Jensen in discussing deflation and so lower interest rates mostly makes the same argument that a lot of other folks make and by now you've read about this and you likely lean one way or the other (inflation or deflation) but Jensen adds one other nugget that I found to be very compelling that I have not read anywhere else;
The inescapable conclusion is that when you need inflation the most, it is the hardest to engineer whereas, when you don’t want it, you can have it in spades.
And Japan saga as support for the argument makes the comment all the more interesting. My thought all along here has been that we have clearly had an asset deflation and that deleveraging was never going to wrap up in six months but that longer term the supply of debt that needs to be issued will be inflationary. I can't say I've ever had 100% conviction with this but it is what I believe. The unique spin that Jensen puts on it though is compelling. I am not changing my mind at this point but am maybe more open to the idea of deflation than before.
He also articulates several other reasons why he thinks equities will struggle and then makes the case for allocating "30-40% to uncorrelated asset classes" like absolute return.
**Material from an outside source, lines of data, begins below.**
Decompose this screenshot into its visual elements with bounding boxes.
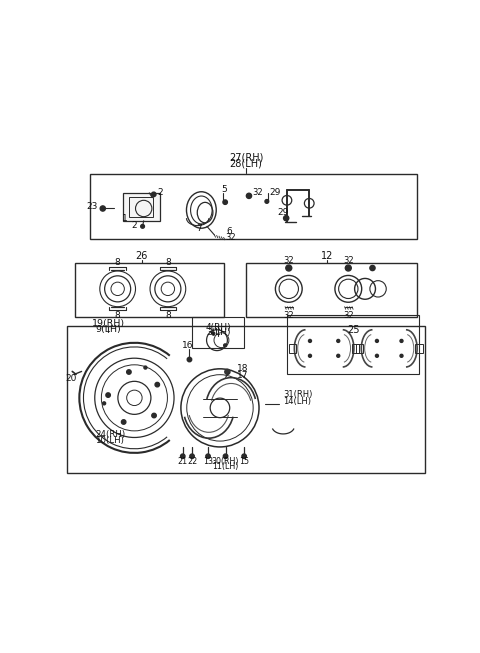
Text: 8: 8 [165, 257, 171, 266]
Circle shape [190, 454, 194, 458]
Text: 26: 26 [136, 251, 148, 261]
Circle shape [155, 383, 159, 387]
Text: 8: 8 [115, 257, 120, 266]
Text: 24(RH): 24(RH) [96, 430, 125, 439]
Text: 32: 32 [343, 257, 354, 266]
Bar [129, 197, 153, 217]
Text: 16: 16 [181, 341, 193, 350]
Circle shape [286, 265, 292, 271]
Circle shape [375, 355, 378, 357]
Circle shape [187, 357, 192, 362]
Circle shape [370, 265, 375, 270]
Text: 17: 17 [237, 371, 248, 379]
Text: 20: 20 [65, 374, 77, 383]
Text: 32: 32 [284, 257, 294, 266]
Text: 2: 2 [157, 188, 163, 197]
Bar [192, 317, 244, 348]
Text: 29: 29 [277, 208, 289, 217]
Bar [67, 326, 424, 473]
Text: 10(LH): 10(LH) [96, 436, 124, 445]
Circle shape [212, 332, 215, 335]
Circle shape [337, 340, 340, 342]
Bar [356, 344, 363, 353]
Circle shape [224, 344, 227, 347]
Circle shape [223, 200, 228, 204]
Text: 30(RH): 30(RH) [212, 456, 240, 466]
Text: 18: 18 [237, 364, 248, 374]
Circle shape [100, 206, 106, 211]
Circle shape [180, 454, 185, 458]
Circle shape [400, 355, 403, 357]
Text: 21: 21 [178, 456, 188, 466]
Text: 15: 15 [239, 456, 249, 466]
Circle shape [337, 355, 340, 357]
Text: 32: 32 [225, 233, 236, 242]
Text: 14(LH): 14(LH) [283, 396, 311, 406]
Circle shape [127, 370, 131, 374]
Bar [246, 263, 417, 317]
Circle shape [223, 454, 228, 458]
Text: 27(RH): 27(RH) [229, 153, 263, 163]
Text: 5: 5 [222, 185, 228, 195]
Circle shape [345, 265, 351, 271]
Text: 32: 32 [343, 311, 354, 320]
Text: 32: 32 [284, 311, 294, 320]
Text: 12: 12 [321, 251, 333, 261]
Text: 7: 7 [197, 224, 203, 233]
Circle shape [103, 402, 106, 405]
Circle shape [400, 340, 403, 342]
Circle shape [141, 225, 144, 228]
Circle shape [152, 413, 156, 418]
Text: 1: 1 [122, 214, 128, 223]
Text: 25: 25 [348, 325, 360, 335]
Bar [415, 344, 423, 353]
Circle shape [225, 369, 230, 374]
Bar [289, 344, 296, 353]
Text: 6: 6 [227, 227, 232, 236]
Text: 8: 8 [115, 311, 120, 320]
Text: 11(LH): 11(LH) [212, 462, 239, 471]
Text: 23: 23 [86, 202, 97, 211]
Text: 2: 2 [132, 221, 137, 231]
Bar [352, 344, 360, 353]
Circle shape [121, 420, 126, 424]
Text: 19(RH): 19(RH) [92, 319, 125, 328]
Circle shape [375, 340, 378, 342]
Circle shape [152, 192, 156, 197]
Circle shape [309, 340, 312, 342]
Text: 8: 8 [165, 311, 171, 320]
Bar [75, 263, 224, 317]
Bar [90, 174, 417, 238]
Text: 3(LH): 3(LH) [206, 328, 230, 337]
Circle shape [206, 454, 210, 458]
Text: 9(LH): 9(LH) [96, 325, 121, 334]
Text: 4(RH): 4(RH) [205, 323, 231, 332]
Text: 31(RH): 31(RH) [283, 390, 312, 400]
Text: 28(LH): 28(LH) [229, 159, 263, 169]
Bar [123, 193, 160, 221]
Text: 22: 22 [187, 456, 197, 466]
Text: 29: 29 [269, 188, 281, 197]
Bar [287, 315, 419, 374]
Circle shape [309, 355, 312, 357]
Circle shape [246, 193, 252, 199]
Circle shape [265, 200, 269, 203]
Circle shape [144, 366, 147, 369]
Text: 13: 13 [203, 456, 213, 466]
Circle shape [242, 454, 246, 458]
Circle shape [106, 393, 110, 397]
Circle shape [284, 215, 289, 221]
Text: 32: 32 [252, 188, 263, 197]
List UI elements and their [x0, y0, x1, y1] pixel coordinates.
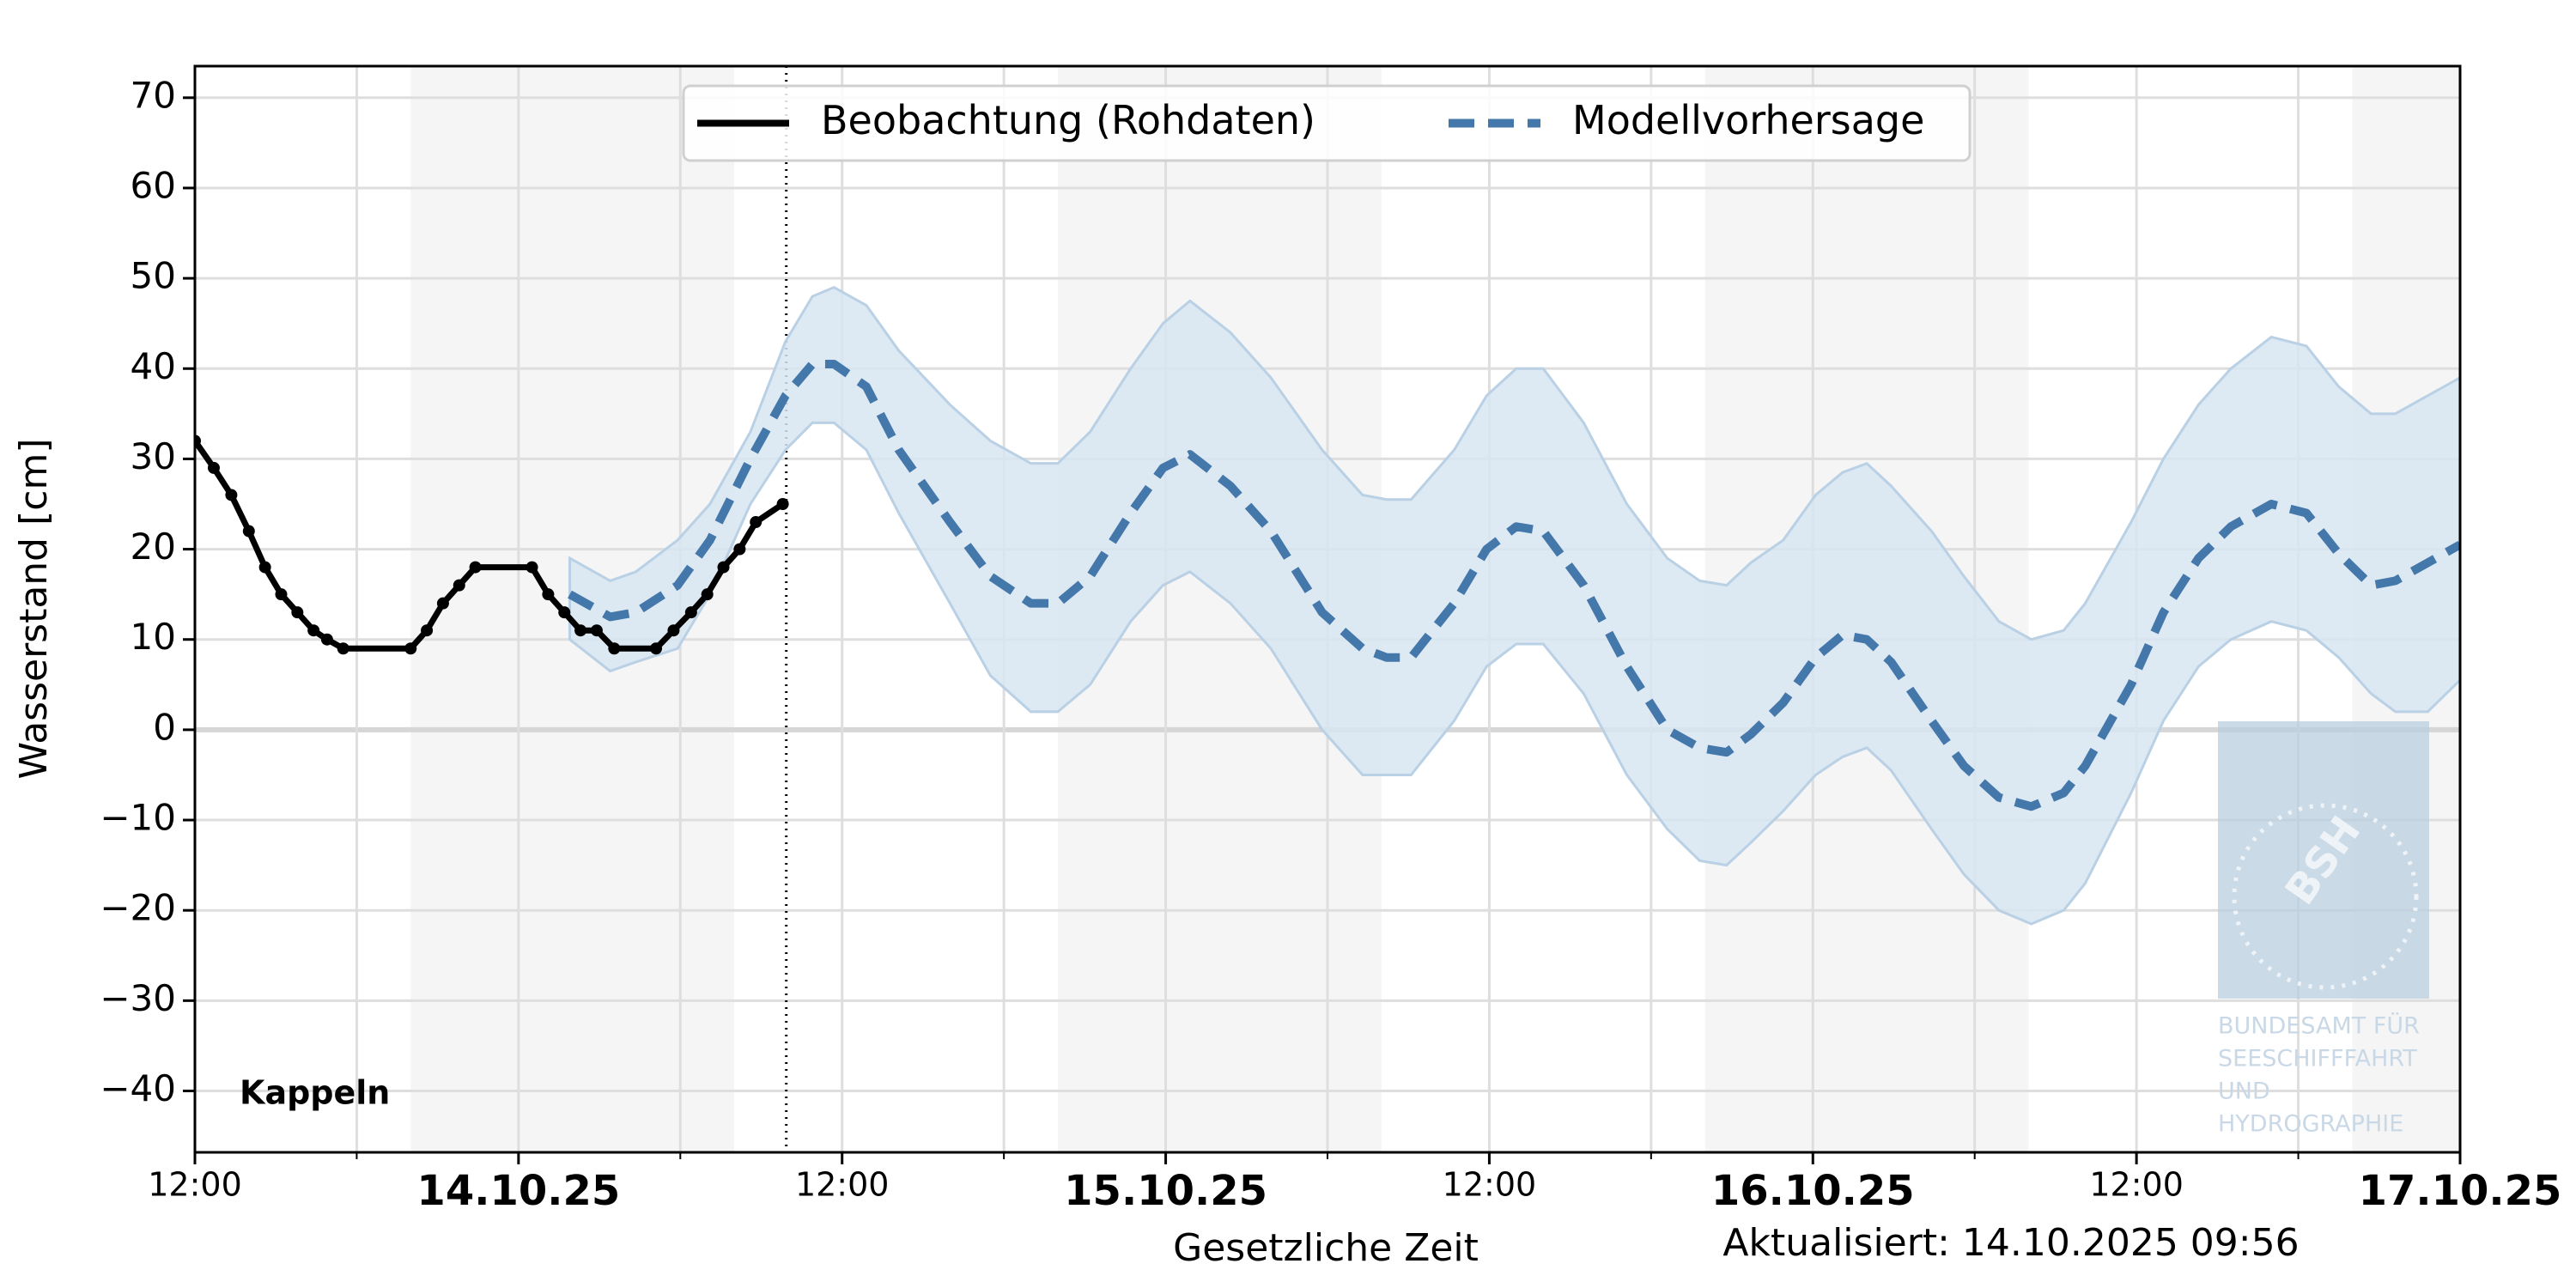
y-axis-label: Wasserstand [cm]	[12, 439, 56, 780]
y-tick-label: 40	[131, 345, 176, 387]
series-point	[469, 561, 482, 574]
series-point	[307, 624, 320, 637]
x-tick-label: 12:00	[1443, 1166, 1537, 1204]
series-point	[242, 525, 255, 538]
series-point	[542, 588, 555, 601]
y-tick-label: −10	[100, 797, 176, 839]
x-tick-label: 15.10.25	[1064, 1167, 1267, 1215]
series-point	[404, 642, 417, 655]
logo-text: SEESCHIFFFAHRT	[2218, 1046, 2417, 1072]
x-tick-label: 12:00	[2089, 1166, 2184, 1204]
series-point	[453, 579, 465, 592]
series-point	[225, 489, 238, 501]
legend-label: Modellvorhersage	[1572, 97, 1924, 143]
series-point	[320, 633, 333, 646]
y-tick-label: 10	[131, 616, 176, 658]
x-tick-label: 12:00	[795, 1166, 890, 1204]
series-point	[275, 588, 288, 601]
series-point	[558, 606, 571, 619]
logo: BSH BUNDESAMT FÜR SEESCHIFFFAHRT UND HYD…	[2218, 721, 2429, 1138]
series-point	[574, 624, 587, 637]
series-point	[776, 497, 789, 510]
y-tick-label: 0	[153, 706, 176, 748]
x-axis-label: Gesetzliche Zeit	[1173, 1226, 1479, 1270]
series-point	[207, 461, 220, 474]
x-tick-label: 12:00	[148, 1166, 242, 1204]
plot-frame	[193, 64, 2462, 1154]
uncertainty-band	[568, 285, 2460, 926]
series-point	[717, 561, 730, 574]
legend-box	[682, 84, 1971, 162]
x-tick-label: 17.10.25	[2359, 1167, 2562, 1215]
y-tick-label: 30	[131, 435, 176, 477]
y-tick-label: −20	[100, 887, 176, 929]
series-point	[337, 642, 349, 655]
logo-text: UND	[2218, 1078, 2270, 1105]
y-tick-label: 70	[131, 74, 176, 116]
y-tick-label: 50	[131, 255, 176, 297]
series-point	[650, 642, 663, 655]
updated-label: Aktualisiert: 14.10.2025 09:56	[1722, 1221, 2299, 1265]
series-point	[291, 606, 304, 619]
series-point	[590, 624, 603, 637]
y-tick-label: −40	[100, 1067, 176, 1109]
logo-circle	[2232, 803, 2419, 990]
series-point	[684, 606, 697, 619]
y-tick-label: −30	[100, 977, 176, 1019]
x-tick-label: 14.10.25	[416, 1167, 620, 1215]
series-point	[195, 434, 201, 447]
series-point	[421, 624, 434, 637]
series-point	[667, 624, 680, 637]
series-point	[258, 561, 271, 574]
logo-text: HYDROGRAPHIE	[2218, 1111, 2403, 1138]
legend-label: Beobachtung (Rohdaten)	[821, 97, 1315, 143]
station-label: Kappeln	[240, 1074, 390, 1112]
y-tick-label: 20	[131, 526, 176, 568]
series-point	[733, 543, 746, 556]
series-point	[750, 516, 762, 529]
y-tick-label: 60	[131, 164, 176, 206]
series-point	[608, 642, 621, 655]
series-point	[526, 561, 538, 574]
logo-text: BUNDESAMT FÜR	[2218, 1012, 2420, 1040]
series-point	[436, 597, 449, 610]
series-point	[701, 588, 714, 601]
x-tick-label: 16.10.25	[1711, 1167, 1915, 1215]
The average investor is over-exposed to equities right now. I would consider myself extremely lucky if my equity portfolio were to deliver more than a 5% annualised return over the next 5-10 years.
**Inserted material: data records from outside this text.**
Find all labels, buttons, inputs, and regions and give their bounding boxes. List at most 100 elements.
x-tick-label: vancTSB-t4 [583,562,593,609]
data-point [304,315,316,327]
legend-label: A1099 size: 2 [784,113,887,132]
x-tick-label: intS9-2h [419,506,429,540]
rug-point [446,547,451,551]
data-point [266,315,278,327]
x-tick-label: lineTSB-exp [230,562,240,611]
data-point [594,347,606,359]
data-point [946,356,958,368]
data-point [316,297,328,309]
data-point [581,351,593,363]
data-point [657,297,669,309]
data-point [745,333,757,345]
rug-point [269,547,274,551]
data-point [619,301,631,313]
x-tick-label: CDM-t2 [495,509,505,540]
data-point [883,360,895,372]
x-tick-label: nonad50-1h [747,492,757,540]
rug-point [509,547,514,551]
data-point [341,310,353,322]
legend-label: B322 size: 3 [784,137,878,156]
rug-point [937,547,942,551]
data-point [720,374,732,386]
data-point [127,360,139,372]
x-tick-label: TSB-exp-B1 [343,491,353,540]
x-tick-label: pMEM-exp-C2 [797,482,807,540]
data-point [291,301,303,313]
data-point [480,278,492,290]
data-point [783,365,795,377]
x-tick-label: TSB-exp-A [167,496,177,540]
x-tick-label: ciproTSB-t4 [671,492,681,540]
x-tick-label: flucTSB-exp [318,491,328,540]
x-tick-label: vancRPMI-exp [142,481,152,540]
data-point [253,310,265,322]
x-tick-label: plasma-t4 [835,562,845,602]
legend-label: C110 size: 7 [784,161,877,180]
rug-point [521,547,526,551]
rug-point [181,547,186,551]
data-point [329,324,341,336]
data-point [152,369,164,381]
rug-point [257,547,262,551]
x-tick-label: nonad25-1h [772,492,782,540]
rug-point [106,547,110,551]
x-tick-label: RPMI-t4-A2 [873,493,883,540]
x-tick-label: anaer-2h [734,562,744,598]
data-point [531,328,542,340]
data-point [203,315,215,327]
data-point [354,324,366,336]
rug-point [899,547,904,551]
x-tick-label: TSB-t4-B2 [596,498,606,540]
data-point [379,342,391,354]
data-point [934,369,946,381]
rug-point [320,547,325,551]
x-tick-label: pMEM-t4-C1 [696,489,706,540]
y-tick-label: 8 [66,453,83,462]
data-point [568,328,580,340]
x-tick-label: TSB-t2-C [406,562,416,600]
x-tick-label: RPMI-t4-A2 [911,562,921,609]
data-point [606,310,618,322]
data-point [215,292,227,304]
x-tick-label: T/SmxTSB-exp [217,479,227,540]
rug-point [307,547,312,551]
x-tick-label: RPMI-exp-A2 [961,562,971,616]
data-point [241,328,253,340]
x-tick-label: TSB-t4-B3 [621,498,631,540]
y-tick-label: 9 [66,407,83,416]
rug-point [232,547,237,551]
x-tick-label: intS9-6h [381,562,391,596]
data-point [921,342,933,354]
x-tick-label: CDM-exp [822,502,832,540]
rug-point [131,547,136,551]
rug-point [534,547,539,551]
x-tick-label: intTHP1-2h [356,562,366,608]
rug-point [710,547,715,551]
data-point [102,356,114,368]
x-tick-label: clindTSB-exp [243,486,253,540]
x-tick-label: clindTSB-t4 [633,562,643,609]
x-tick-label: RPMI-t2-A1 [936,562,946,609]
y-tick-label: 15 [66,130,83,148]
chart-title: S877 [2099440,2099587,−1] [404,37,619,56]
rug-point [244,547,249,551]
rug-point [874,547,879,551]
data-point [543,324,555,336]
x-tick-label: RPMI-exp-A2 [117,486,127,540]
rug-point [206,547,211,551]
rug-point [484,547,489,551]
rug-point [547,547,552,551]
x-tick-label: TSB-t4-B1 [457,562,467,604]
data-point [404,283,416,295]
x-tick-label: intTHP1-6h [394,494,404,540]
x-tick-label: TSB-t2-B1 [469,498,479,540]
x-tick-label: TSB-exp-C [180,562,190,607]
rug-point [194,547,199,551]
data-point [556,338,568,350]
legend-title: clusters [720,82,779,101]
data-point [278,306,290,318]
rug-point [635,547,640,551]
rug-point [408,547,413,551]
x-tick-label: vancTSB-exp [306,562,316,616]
I've been writing about and using absolute return in client portfolios for a while now but nowhere near 30-40%. At one point we had 5% and now it is more like 2%. When the market was cratering there were quite a few comments wondering whether it made sense to go very heavy into absolute with the idea being that equities are broken. My answer was pretty consistent which was that the time to consider such a thing is not after the market cuts in half.
Now that the market is up 75% it would be more reasonable to consider increasing exposure to absolute return funds. As Jensen notes there were plenty of absolute return funds that "did not work" during the 2008 decline and whatever or whenever the next panic there can be no guarantee that they will work then. So the risk is you go up less than the market but capture too much of the ride down. That sort of outcome would be disastrous.
Having some exposure; yes, go for it. But a huge exposure in the belief that equity markets are broken was a mistake a year ago (I made this point then) and would be a mistake now. I believe the task of capturing a normal equity return requires a willingness to make specific country decisions but of course that was the case last decade too. Absolute could easily help smooth out the ride but too much of anything is risky.